À l’intérieur de la Boîte en zinc, la salle de répétition se remplit petit à petit. Il est 14h30 et comme tous les mois, un groupe de jeunes d’établissements médico-socio-éducatifs de la région se retrouvent pour relever le défi qui leur a été proposé par On Dit Cap’ : monter sur scène et réaliser la première partie du chanteur Louis Chedid qui ouvrira le Festival Aux Champs, le 6 juillet 2023.
L’évolution d’un festival ancré dans le paysage
L’histoire d’On Dit Cap s’inscrit dans celle, plus vieille, du Festival Aux Champs de Chanteix. Né en 1972 de l’initiative d’une bande d’adolescents, il en sera cet été à sa 36ème édition. Jean-François, bénévole de la première heure et président de l’association organisatrice Tuberculture, revient sur ces cinquante années de cheminement. “Une bonne partie de [s]a vie”, rappelle-t-il, rieur.
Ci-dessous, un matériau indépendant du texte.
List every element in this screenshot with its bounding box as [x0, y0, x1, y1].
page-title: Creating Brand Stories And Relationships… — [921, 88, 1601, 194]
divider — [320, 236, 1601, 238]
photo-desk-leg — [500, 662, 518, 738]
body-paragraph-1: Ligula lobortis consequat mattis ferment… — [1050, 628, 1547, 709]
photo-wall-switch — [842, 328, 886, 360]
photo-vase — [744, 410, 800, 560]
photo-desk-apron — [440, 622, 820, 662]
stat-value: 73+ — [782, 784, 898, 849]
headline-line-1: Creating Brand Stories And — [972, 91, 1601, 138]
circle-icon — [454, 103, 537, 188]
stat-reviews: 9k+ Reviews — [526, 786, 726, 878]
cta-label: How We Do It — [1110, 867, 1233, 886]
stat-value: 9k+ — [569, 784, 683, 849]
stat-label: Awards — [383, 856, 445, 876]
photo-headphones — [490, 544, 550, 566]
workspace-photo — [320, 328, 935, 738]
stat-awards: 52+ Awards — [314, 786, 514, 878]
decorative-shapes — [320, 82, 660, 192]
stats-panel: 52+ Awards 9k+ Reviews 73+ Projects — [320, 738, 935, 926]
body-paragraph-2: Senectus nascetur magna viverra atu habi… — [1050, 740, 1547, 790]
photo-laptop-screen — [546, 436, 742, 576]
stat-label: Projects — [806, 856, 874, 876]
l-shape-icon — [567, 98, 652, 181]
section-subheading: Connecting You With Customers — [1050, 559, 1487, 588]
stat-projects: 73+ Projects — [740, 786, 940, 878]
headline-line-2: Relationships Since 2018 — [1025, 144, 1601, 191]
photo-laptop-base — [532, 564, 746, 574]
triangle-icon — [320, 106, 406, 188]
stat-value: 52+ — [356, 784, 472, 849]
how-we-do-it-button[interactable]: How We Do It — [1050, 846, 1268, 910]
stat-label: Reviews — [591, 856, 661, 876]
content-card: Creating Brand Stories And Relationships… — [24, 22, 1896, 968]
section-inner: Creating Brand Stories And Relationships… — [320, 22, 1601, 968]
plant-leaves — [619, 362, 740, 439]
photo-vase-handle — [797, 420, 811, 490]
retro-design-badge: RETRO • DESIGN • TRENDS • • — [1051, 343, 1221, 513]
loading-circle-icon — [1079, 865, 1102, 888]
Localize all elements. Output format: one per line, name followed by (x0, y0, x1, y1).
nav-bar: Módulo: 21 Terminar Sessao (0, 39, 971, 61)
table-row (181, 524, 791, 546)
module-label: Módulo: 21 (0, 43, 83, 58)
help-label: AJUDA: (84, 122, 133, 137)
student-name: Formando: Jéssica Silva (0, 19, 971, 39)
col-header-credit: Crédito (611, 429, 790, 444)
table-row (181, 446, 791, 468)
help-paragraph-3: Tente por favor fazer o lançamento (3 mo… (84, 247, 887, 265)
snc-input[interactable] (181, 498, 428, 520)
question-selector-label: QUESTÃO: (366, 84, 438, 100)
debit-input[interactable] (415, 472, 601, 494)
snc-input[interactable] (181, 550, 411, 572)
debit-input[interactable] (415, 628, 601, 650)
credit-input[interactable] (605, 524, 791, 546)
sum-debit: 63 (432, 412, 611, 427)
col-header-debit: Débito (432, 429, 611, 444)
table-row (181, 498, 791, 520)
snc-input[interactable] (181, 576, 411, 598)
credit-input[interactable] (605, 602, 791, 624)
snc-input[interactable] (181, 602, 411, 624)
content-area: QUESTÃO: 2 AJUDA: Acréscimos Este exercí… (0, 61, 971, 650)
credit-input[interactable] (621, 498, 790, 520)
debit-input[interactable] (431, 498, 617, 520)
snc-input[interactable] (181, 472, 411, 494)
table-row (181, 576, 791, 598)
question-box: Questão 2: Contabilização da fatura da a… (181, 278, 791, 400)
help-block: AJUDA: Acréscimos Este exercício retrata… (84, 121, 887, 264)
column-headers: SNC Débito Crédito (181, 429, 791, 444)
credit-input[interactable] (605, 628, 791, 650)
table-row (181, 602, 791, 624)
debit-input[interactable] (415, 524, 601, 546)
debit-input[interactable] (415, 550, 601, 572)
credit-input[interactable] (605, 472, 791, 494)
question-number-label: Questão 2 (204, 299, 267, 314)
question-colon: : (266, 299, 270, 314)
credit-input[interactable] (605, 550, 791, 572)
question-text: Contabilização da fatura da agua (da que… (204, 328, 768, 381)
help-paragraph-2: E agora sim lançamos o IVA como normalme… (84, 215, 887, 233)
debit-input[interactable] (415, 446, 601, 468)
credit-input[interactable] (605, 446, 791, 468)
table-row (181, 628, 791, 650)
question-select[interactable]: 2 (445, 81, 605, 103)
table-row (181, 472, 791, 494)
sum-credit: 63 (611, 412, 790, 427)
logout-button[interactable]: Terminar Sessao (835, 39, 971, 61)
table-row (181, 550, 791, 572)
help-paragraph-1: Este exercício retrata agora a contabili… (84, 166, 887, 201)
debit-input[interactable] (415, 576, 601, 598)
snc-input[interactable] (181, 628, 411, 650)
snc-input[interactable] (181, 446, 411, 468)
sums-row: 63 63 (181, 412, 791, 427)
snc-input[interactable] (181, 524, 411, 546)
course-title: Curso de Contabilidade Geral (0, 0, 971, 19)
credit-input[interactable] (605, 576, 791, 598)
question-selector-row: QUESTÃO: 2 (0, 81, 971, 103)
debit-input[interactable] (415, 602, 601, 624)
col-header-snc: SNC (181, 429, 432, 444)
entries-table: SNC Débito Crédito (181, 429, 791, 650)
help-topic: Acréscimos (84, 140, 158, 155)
Les questions sur les débuts de l’aventure le plongent dans ses souvenirs : “initialement, c’est un groupe d’ados, enfants d’agriculteurs, qui se demande : qu’est-ce qu’on fait à Chanteix, l’été, une fois qu’on a aidé nos parents à faire les foins ?” De ce questionnement naît un spectacle, travaillé tout au long de l’été et joué dans la vieille salle des fêtes de Chanteix. L’année suivante, le foyer culturel de la jeunesse chantexoise - ancêtre de l’actuelle Tuberculture - est créé.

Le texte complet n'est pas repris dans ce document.